This week, Accenture is joining forces with teachers and Code.org to help students around the world build computer and science, technology, engineering and math (STEM) skills. This follows Accenture’s recently announced pledge of US$10 million to support initiatives to expand computer science education through Internet Association, a group that represents global internet companies on matters of public policy.
“Technology is creating jobs that didn’t even exist five years ago and learning to code can transform the trajectory of a student’s life and career,” said Paul Daugherty, Accenture’s chief technology and innovation officer and ‘chief coder.’ “As part of our commitment to working with Code.org to prepare young people for the digital economy, Accenture employees last year dedicated more than 10,000 hours to Hour of Code, inspiring more than 100,000 students around the world to learn basic coding skills. We’ve seen the impact that Code.org is having on students and this year we’re doing more to support that — more hours and more classroom sessions to spark an interest in working with the technologies of tomorrow.”
Hour of Code was launched in 2013 by Code.org, a non-profit organisation dedicated to expanding access to computer science and increasing participation by women and underrepresented minorities. The programme reaches millions of students through a one-hour introduction to coding and computer science. For the third straight year, Accenture is teaming with Code.org on Hour of Code and other STEM-related educational initiatives.
New for 2017, Accenture Technology has harnessed its internal expertise to create a coding tutorial that gives students a better understanding of artificial intelligence (AI). Students will discover how various AI techniques can teach a robot to explore a new planet — including recognising animals and plants, understanding a new language, and conversing with inhabitants.
“The Hour of Code campaign has already led to more than 450 million hours of code being completed– it’s mind-boggling.
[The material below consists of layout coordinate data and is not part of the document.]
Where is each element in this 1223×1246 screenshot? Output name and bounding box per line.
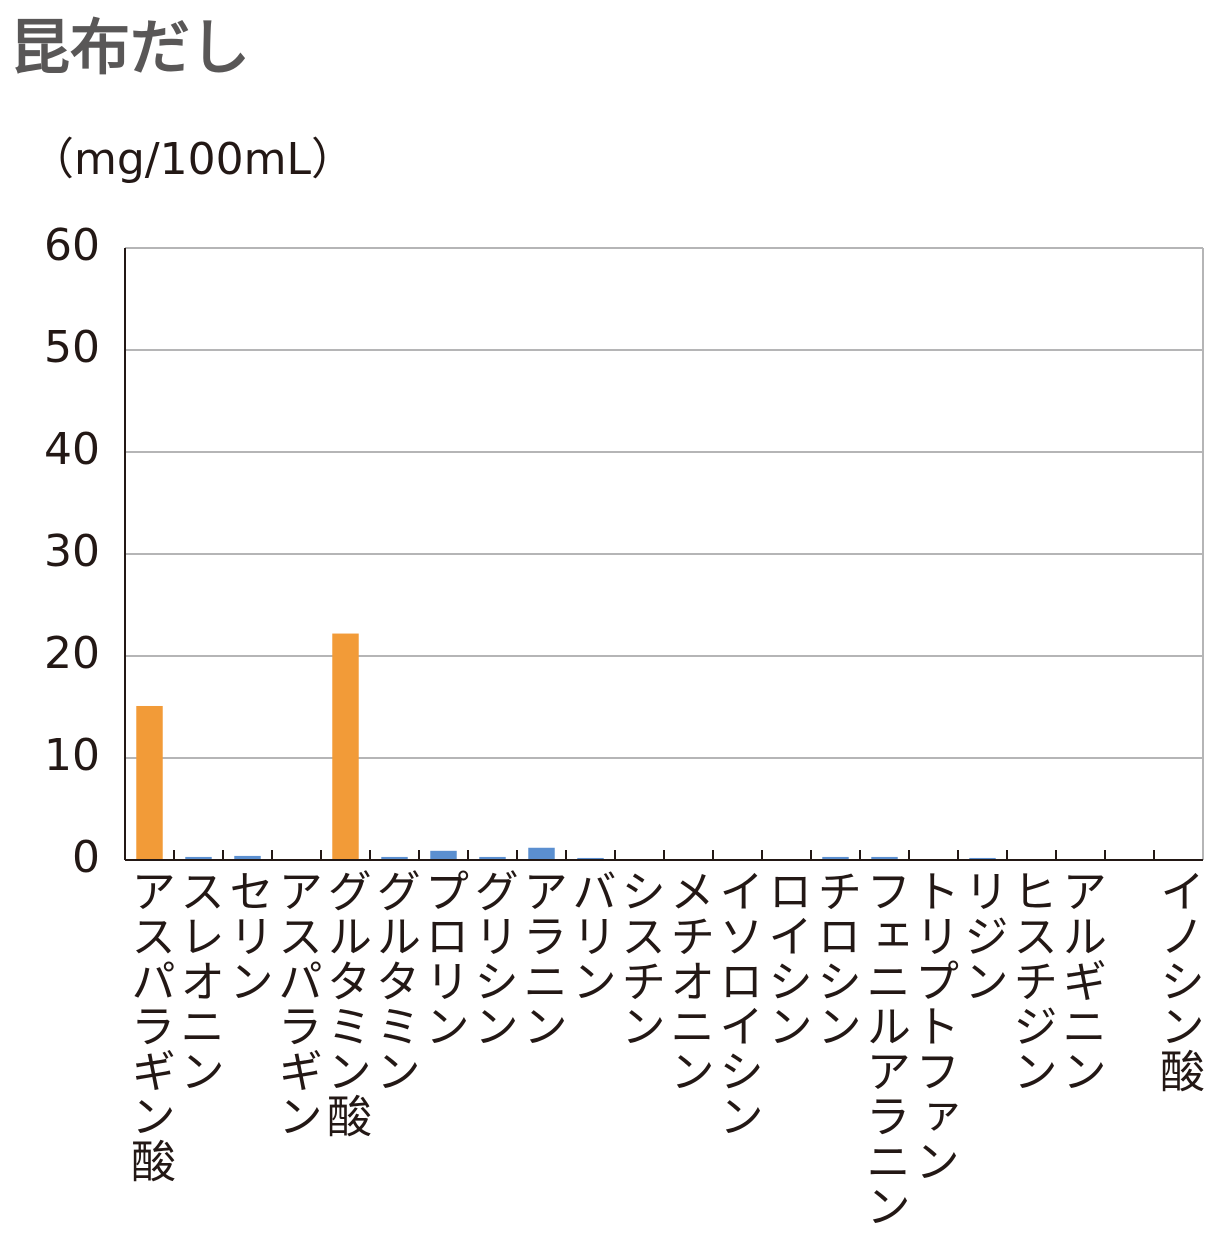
x-tick-label: グルタミン酸 <box>319 868 372 1138</box>
x-tick-label: トリプトファン <box>907 868 960 1183</box>
x-tick-label: イソロイシン <box>711 868 764 1138</box>
x-tick-label: アルギニン <box>1054 868 1107 1093</box>
bar <box>479 856 506 860</box>
x-tick-label: グリシン <box>466 868 519 1048</box>
y-tick-label: 0 <box>72 832 100 883</box>
bar <box>381 856 408 860</box>
y-tick-label: 10 <box>44 730 100 781</box>
bar <box>332 633 359 860</box>
x-tick-label: アラニン <box>515 868 568 1048</box>
x-tick-label: シスチン <box>613 868 666 1048</box>
y-tick-label: 40 <box>44 424 100 475</box>
x-tick-label: スレオニン <box>172 868 225 1093</box>
x-tick-label: フェニルアラニン <box>858 868 911 1228</box>
x-tick-label: リジン <box>956 868 1009 1003</box>
bar <box>871 856 898 860</box>
bar <box>136 705 163 860</box>
bar <box>185 856 212 860</box>
bar <box>528 847 555 860</box>
x-tick-label: アスパラギン酸 <box>123 868 176 1183</box>
x-tick-label: メチオニン <box>662 868 715 1093</box>
x-tick-label: バリン <box>564 868 617 1003</box>
bar <box>577 857 604 860</box>
x-tick-label: ロイシン <box>760 868 813 1048</box>
bar <box>969 857 996 860</box>
chart-title: 昆布だし <box>10 14 250 84</box>
bar <box>234 855 261 860</box>
x-tick-label: イノシン酸 <box>1152 868 1205 1093</box>
bar <box>430 850 457 860</box>
y-tick-label: 20 <box>44 628 100 679</box>
x-tick-label: チロシン <box>809 868 862 1048</box>
x-tick-label: グルタミン <box>368 868 421 1093</box>
y-axis-label: （mg/100mL） <box>30 134 355 185</box>
x-tick-label: プロリン <box>417 868 470 1048</box>
y-tick-label: 50 <box>44 322 100 373</box>
x-tick-label: アスパラギン <box>270 868 323 1138</box>
bar <box>822 856 849 860</box>
y-tick-label: 60 <box>44 220 100 271</box>
x-tick-label: ヒスチジン <box>1005 868 1058 1093</box>
y-tick-label: 30 <box>44 526 100 577</box>
x-tick-label: セリン <box>221 868 274 1003</box>
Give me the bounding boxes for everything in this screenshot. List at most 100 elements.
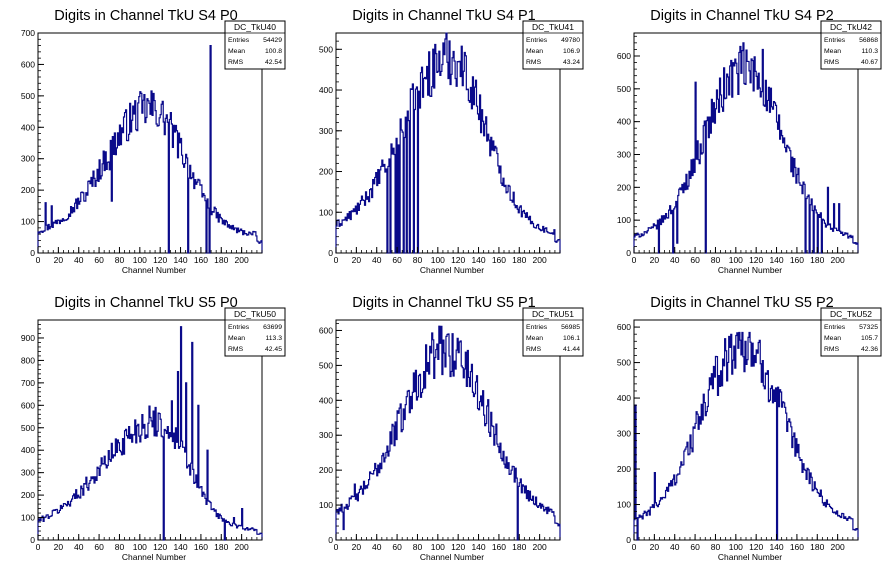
- y-tick-label: 200: [21, 185, 35, 195]
- histogram-panel-s5-p0: Digits in Channel TkU S5 P0 0 20 40 60 80 100 1…: [21, 295, 286, 562]
- stats-box: [522, 20, 584, 70]
- x-tick-label: 60: [392, 255, 402, 265]
- x-tick-label: 60: [690, 542, 700, 552]
- x-axis-label: Channel Number: [122, 552, 186, 562]
- stats-label: Entries: [228, 324, 250, 331]
- chart-title: Digits in Channel TkU S5 P1: [352, 295, 536, 311]
- x-tick-label: 120: [451, 542, 465, 552]
- stats-value: 56868: [859, 37, 878, 44]
- x-tick-label: 100: [133, 542, 147, 552]
- y-tick-label: 500: [617, 84, 631, 94]
- stats-name: DC_TkU52: [830, 309, 872, 319]
- stats-value: 106.9: [563, 48, 580, 55]
- y-tick-label: 300: [319, 430, 333, 440]
- histogram-series: [335, 325, 561, 541]
- stats-box: [224, 20, 286, 70]
- histogram-panel-s4-p2: Digits in Channel TkU S4 P2 0 20 40 60 80 100 1…: [617, 8, 882, 275]
- y-tick-label: 0: [328, 535, 333, 545]
- x-tick-label: 40: [74, 255, 84, 265]
- y-tick-label: 0: [626, 535, 631, 545]
- x-tick-label: 100: [431, 255, 445, 265]
- y-tick-label: 600: [319, 325, 333, 335]
- stats-label: RMS: [526, 346, 542, 353]
- chart-title: Digits in Channel TkU S4 P1: [352, 8, 536, 24]
- y-tick-label: 100: [319, 207, 333, 217]
- stats-label: Mean: [526, 335, 543, 342]
- y-tick-label: 300: [617, 149, 631, 159]
- x-tick-label: 120: [749, 255, 763, 265]
- y-tick-label: 0: [30, 248, 35, 258]
- stats-value: 42.36: [861, 346, 878, 353]
- y-tick-label: 300: [617, 429, 631, 439]
- stats-box: [224, 307, 286, 357]
- x-tick-label: 0: [334, 255, 339, 265]
- y-tick-label: 500: [319, 44, 333, 54]
- y-tick-label: 500: [21, 91, 35, 101]
- histogram-panel-s4-p0: Digits in Channel TkU S4 P0 0 20 40 60 80 100 1…: [21, 8, 286, 275]
- x-tick-label: 200: [235, 542, 249, 552]
- stats-box: [820, 20, 882, 70]
- histogram-panel-s5-p1: Digits in Channel TkU S5 P1 0 20 40 60 80 100 1…: [319, 295, 584, 562]
- y-tick-label: 600: [21, 400, 35, 410]
- x-tick-label: 180: [810, 255, 824, 265]
- x-tick-label: 20: [54, 255, 64, 265]
- y-tick-label: 700: [21, 378, 35, 388]
- stats-value: 42.45: [265, 346, 282, 353]
- x-tick-label: 120: [749, 542, 763, 552]
- histogram-series: [37, 44, 263, 254]
- y-tick-label: 400: [21, 122, 35, 132]
- histogram-panel-s5-p2: Digits in Channel TkU S5 P2 0 20 40 60 80 100 1…: [617, 295, 882, 562]
- histogram-series: [37, 326, 263, 541]
- y-tick-label: 0: [328, 248, 333, 258]
- x-tick-label: 20: [352, 542, 362, 552]
- x-tick-label: 60: [690, 255, 700, 265]
- y-tick-label: 300: [21, 468, 35, 478]
- stats-value: 105.7: [861, 335, 878, 342]
- x-tick-label: 200: [831, 255, 845, 265]
- x-tick-label: 140: [471, 255, 485, 265]
- x-tick-label: 20: [54, 542, 64, 552]
- x-tick-label: 40: [670, 542, 680, 552]
- stats-value: 43.24: [563, 59, 580, 66]
- x-tick-label: 80: [115, 542, 125, 552]
- x-tick-label: 160: [492, 255, 506, 265]
- x-tick-label: 100: [729, 255, 743, 265]
- x-tick-label: 160: [194, 542, 208, 552]
- x-tick-label: 40: [372, 255, 382, 265]
- x-tick-label: 180: [512, 255, 526, 265]
- x-tick-label: 80: [711, 542, 721, 552]
- stats-value: 49780: [561, 37, 580, 44]
- x-tick-label: 200: [533, 542, 547, 552]
- y-tick-label: 200: [617, 464, 631, 474]
- x-tick-label: 160: [790, 542, 804, 552]
- stats-name: DC_TkU50: [234, 309, 276, 319]
- x-tick-label: 20: [650, 542, 660, 552]
- y-tick-label: 100: [319, 500, 333, 510]
- stats-label: Mean: [228, 48, 245, 55]
- y-tick-label: 100: [21, 513, 35, 523]
- x-tick-label: 80: [711, 255, 721, 265]
- y-tick-label: 100: [617, 500, 631, 510]
- y-tick-label: 700: [21, 28, 35, 38]
- x-tick-label: 60: [94, 255, 104, 265]
- x-tick-label: 20: [650, 255, 660, 265]
- chart-title: Digits in Channel TkU S5 P0: [54, 295, 238, 311]
- stats-label: RMS: [228, 346, 244, 353]
- stats-value: 56985: [561, 324, 580, 331]
- y-tick-label: 900: [21, 333, 35, 343]
- y-tick-label: 500: [319, 360, 333, 370]
- y-tick-label: 200: [319, 465, 333, 475]
- y-tick-label: 500: [21, 423, 35, 433]
- y-tick-label: 500: [617, 358, 631, 368]
- stats-value: 110.3: [861, 48, 878, 55]
- y-tick-label: 200: [21, 490, 35, 500]
- x-tick-label: 120: [153, 542, 167, 552]
- x-axis-label: Channel Number: [420, 265, 484, 275]
- x-tick-label: 20: [352, 255, 362, 265]
- stats-name: DC_TkU40: [234, 22, 276, 32]
- y-tick-label: 0: [626, 248, 631, 258]
- y-tick-label: 300: [319, 126, 333, 136]
- x-tick-label: 60: [94, 542, 104, 552]
- y-tick-label: 600: [21, 59, 35, 69]
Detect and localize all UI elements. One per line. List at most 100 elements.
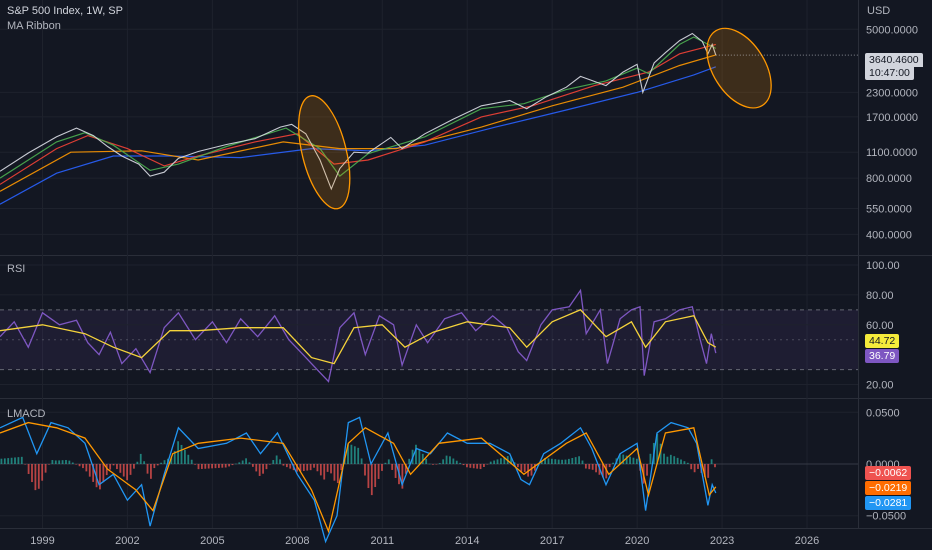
histogram-bar (401, 464, 404, 489)
rsi-title[interactable]: RSI (7, 263, 26, 275)
series-line[interactable] (0, 66, 717, 205)
histogram-bar (238, 462, 241, 464)
histogram-bar (428, 463, 431, 465)
series-line[interactable] (0, 32, 717, 191)
ma-ribbon-title[interactable]: MA Ribbon (7, 20, 61, 32)
histogram-bar (350, 444, 353, 464)
histogram-bar (139, 453, 142, 464)
histogram-bar (194, 464, 197, 465)
histogram-bar (265, 464, 268, 470)
histogram-bar (449, 456, 451, 464)
histogram-bar (180, 444, 183, 464)
histogram-bar (387, 459, 390, 464)
histogram-bar (445, 455, 448, 464)
histogram-bar (377, 464, 380, 479)
histogram-bar (228, 464, 230, 467)
histogram-bar (302, 464, 305, 471)
histogram-bar (554, 459, 557, 464)
symbol-title[interactable]: S&P 500 Index, 1W, SP (7, 5, 123, 17)
histogram-bar (289, 464, 292, 469)
histogram-bar (364, 464, 366, 476)
x-tick-label: 2020 (625, 535, 649, 547)
x-tick-label: 2014 (455, 535, 479, 547)
histogram-bar (71, 462, 74, 464)
series-line[interactable] (0, 416, 717, 544)
histogram-bar (714, 464, 716, 468)
histogram-bar (496, 459, 499, 464)
histogram-bar (635, 458, 638, 464)
histogram-bar (530, 464, 533, 476)
histogram-bar (336, 464, 339, 483)
histogram-bar (306, 464, 309, 471)
histogram-bar (564, 459, 567, 464)
histogram-bar (316, 464, 319, 472)
histogram-bar (710, 459, 713, 464)
series-line[interactable] (0, 288, 717, 383)
histogram-bar (523, 464, 526, 473)
histogram-bar (578, 456, 580, 464)
histogram-bar (557, 459, 560, 464)
highlight-ellipse[interactable] (289, 91, 360, 214)
histogram-bar (3, 458, 6, 464)
histogram-bar (618, 454, 621, 464)
histogram-bar (357, 447, 360, 464)
histogram-bar (340, 464, 343, 471)
histogram-bar (404, 464, 407, 474)
x-tick-label: 2026 (795, 535, 819, 547)
histogram-bar (82, 464, 84, 469)
series-line[interactable] (0, 43, 716, 185)
histogram-bar (299, 464, 302, 472)
histogram-bar (173, 451, 176, 464)
highlight-ellipse[interactable] (694, 17, 785, 119)
histogram-bar (432, 464, 434, 465)
macd-value-badge: −0.0281 (865, 496, 912, 510)
histogram-bar (187, 454, 190, 464)
histogram-bar (510, 457, 513, 464)
histogram-bar (571, 458, 574, 464)
histogram-bar (296, 464, 298, 472)
histogram-bar (58, 460, 61, 464)
histogram-bar (65, 459, 67, 464)
bar-countdown-badge: 10:47:00 (865, 66, 914, 80)
histogram-bar (466, 464, 468, 468)
histogram-bar (584, 464, 587, 469)
histogram-bar (102, 464, 105, 483)
histogram-bar (282, 464, 285, 466)
histogram-bar (353, 446, 356, 464)
histogram-bar (177, 441, 180, 464)
histogram-bar (418, 448, 421, 464)
series-line[interactable] (0, 421, 717, 534)
histogram-bar (703, 464, 706, 477)
histogram-bar (367, 464, 370, 489)
histogram-bar (391, 464, 394, 470)
histogram-bar (10, 457, 13, 464)
histogram-bar (517, 464, 519, 468)
histogram-bar (408, 458, 411, 464)
histogram-bar (119, 464, 122, 473)
histogram-bar (669, 454, 672, 464)
histogram-bar (41, 464, 44, 481)
y-tick-label: −0.0500 (866, 511, 906, 523)
series-line[interactable] (0, 54, 716, 192)
histogram-bar (207, 464, 210, 469)
histogram-bar (163, 460, 166, 464)
histogram-bar (170, 457, 173, 464)
histogram-bar (245, 458, 247, 464)
histogram-bar (109, 464, 112, 470)
series-line[interactable] (0, 309, 717, 365)
histogram-bar (133, 464, 135, 469)
histogram-bar (272, 460, 275, 464)
histogram-bar (241, 460, 244, 464)
histogram-bar (217, 464, 220, 468)
histogram-bar (211, 464, 213, 469)
histogram-bar (78, 464, 81, 467)
histogram-bar (612, 462, 614, 464)
lmacd-title[interactable]: LMACD (7, 408, 46, 420)
last-price-badge: 3640.4600 (865, 53, 923, 67)
histogram-bar (234, 463, 237, 465)
series-line[interactable] (0, 36, 717, 179)
histogram-bar (629, 456, 631, 464)
y-tick-label: 80.00 (866, 290, 894, 302)
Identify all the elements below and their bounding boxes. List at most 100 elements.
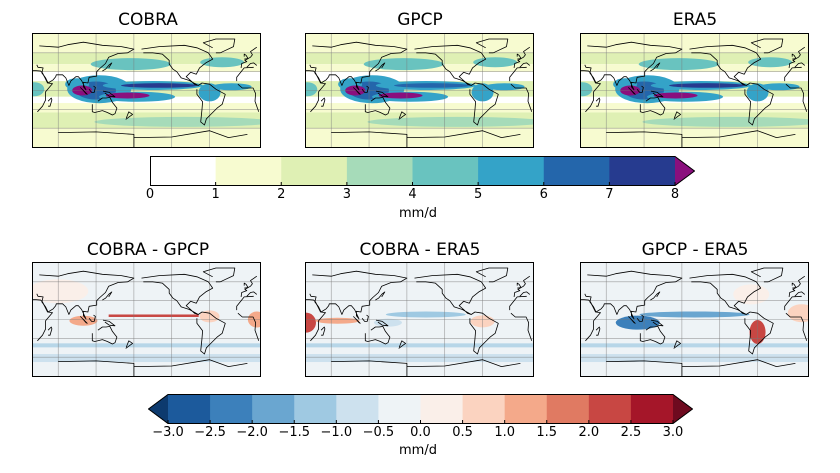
colorbar-tick-label: 5 <box>473 187 483 202</box>
diff-africa <box>787 304 808 323</box>
coastline-uk <box>516 282 522 289</box>
precip-band <box>33 71 260 82</box>
coastline-australia <box>639 326 666 345</box>
coastline-australia <box>639 97 666 116</box>
panel-title-gpcp: GPCP <box>397 10 443 30</box>
coastline-sumatra <box>80 316 88 324</box>
coastline-africa <box>236 66 254 82</box>
coastline-antarctica <box>58 131 135 147</box>
colorbar-tick-label: 2.5 <box>620 425 642 440</box>
coastline-greenland <box>475 38 509 54</box>
colorbar-difference-unit: mm/d <box>399 443 437 458</box>
colorbar-tick-label: 2 <box>277 187 286 202</box>
precip-band <box>306 34 533 53</box>
map-panel-cobra-gpcp <box>32 262 261 377</box>
coastline-borneo <box>88 314 96 322</box>
colorbar-segment <box>150 156 217 186</box>
coastline-uk <box>516 53 522 60</box>
precip-band <box>33 52 260 65</box>
coastline-australia <box>364 97 391 116</box>
colorbar-segment <box>630 394 674 424</box>
colorbar-tick-label: −1.0 <box>320 425 353 440</box>
colorbar-tick-label: 1.0 <box>494 425 515 440</box>
colorbar-segment <box>543 156 610 186</box>
coastline-japan <box>102 291 113 301</box>
coastline-americas_n <box>414 44 487 86</box>
precip-band <box>306 103 533 113</box>
panel-title-era5: ERA5 <box>672 10 718 30</box>
coastline-antarctica <box>58 360 135 376</box>
diff-africa <box>306 312 316 333</box>
coastline-newguinea <box>375 90 389 98</box>
colorbar-segment <box>478 156 545 186</box>
coastline-africa <box>581 70 601 113</box>
coastline-antarctica <box>331 131 408 147</box>
coastline-americas_s <box>469 82 499 126</box>
coastline-borneo <box>361 314 369 322</box>
panel-title-cobra-era5: COBRA - ERA5 <box>359 240 481 260</box>
coastline-eurasia <box>246 62 258 68</box>
coastline-eurasia <box>794 291 806 297</box>
colorbar-tick-label: 3 <box>342 187 352 202</box>
coastline-africa <box>510 83 533 112</box>
coastline-greenland <box>202 267 236 283</box>
coastline-africa <box>510 312 533 341</box>
map-panel-era5 <box>580 33 809 148</box>
colorbar-tick-label: 0.5 <box>452 425 473 440</box>
colorbar-segment <box>412 156 479 186</box>
precip-congo <box>581 82 593 97</box>
coastline-newguinea <box>102 319 116 327</box>
diff-indian-ocean <box>315 317 360 324</box>
colorbar-extend-max <box>673 394 693 424</box>
coastline-africa <box>306 299 326 342</box>
coastline-americas_s <box>744 82 774 126</box>
diff-band-southern <box>33 354 260 363</box>
panel-title-gpcp-era5: GPCP - ERA5 <box>641 240 749 260</box>
colorbar-segment <box>420 394 464 424</box>
coastline-eurasia <box>246 291 258 297</box>
coastline-eurasia <box>519 62 531 68</box>
colorbar-segment <box>346 156 413 186</box>
coastline-nz <box>398 111 406 120</box>
diff-itcz <box>385 311 466 318</box>
coastline-madagascar <box>320 97 326 107</box>
coastline-madagascar <box>320 326 326 336</box>
diff-band-southern <box>306 354 533 363</box>
precip-band <box>581 71 808 82</box>
map-panel-gpcp-era5 <box>580 262 809 377</box>
coastline-eurasia <box>36 270 135 320</box>
coastline-eurasia <box>519 291 531 297</box>
colorbar-tick-label: 0.0 <box>410 425 431 440</box>
diff-band-midlat <box>306 343 533 348</box>
coastline-americas_s <box>196 311 226 355</box>
map-panel-gpcp <box>305 33 534 148</box>
coastline-japan <box>102 62 113 72</box>
coastline-newguinea <box>650 319 664 327</box>
coastline-africa <box>306 70 326 113</box>
coastline-africa <box>237 312 260 341</box>
colorbar-tick-label: 7 <box>605 187 614 202</box>
colorbar-tick-label: 4 <box>408 187 417 202</box>
coastline-uk <box>791 282 797 289</box>
coastline-eurasia <box>794 62 806 68</box>
coastline-americas_s <box>469 311 499 355</box>
colorbar-segment <box>281 156 348 186</box>
coastline-madagascar <box>595 326 601 336</box>
coastline-nz <box>125 340 133 349</box>
colorbar-segment <box>609 156 676 186</box>
colorbar-tick-label: −0.5 <box>362 425 395 440</box>
precip-band <box>306 52 533 65</box>
coastline-africa <box>237 83 260 112</box>
precip-spcz-core <box>653 92 698 99</box>
diff-itcz-line <box>108 314 199 317</box>
coastline-antarctica <box>606 131 683 147</box>
coastline-australia <box>364 326 391 345</box>
coastline-sumatra <box>628 87 636 95</box>
precip-band <box>581 103 808 113</box>
coastline-eurasia <box>584 270 683 320</box>
precip-band <box>581 34 808 53</box>
coastline-nz <box>125 111 133 120</box>
colorbar-tick-label: −1.5 <box>278 425 311 440</box>
coastline-borneo <box>361 85 369 93</box>
colorbar-tick-label: 0 <box>145 187 155 202</box>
To date, at least one out of every 10 students worldwide has participated in the Hour of Code program,” said Hadi Partovi, co-founder and CEO of Code.org. “This year, we are asking for people to not only do an hour of code, but go beyond one hour and think about what they can do to ensure that computer science education continues for years to come.”
The support for coding education has also been backed by the leadership here in the UAE, after HH Sheikh Mohammed bin Rashid Al Maktoum launched the ‘One Million Arab Coders’ initiative earlier this year, which seeks to equip “one million” young Arabs with the tools to build their future, starting with fluency in coding and programming.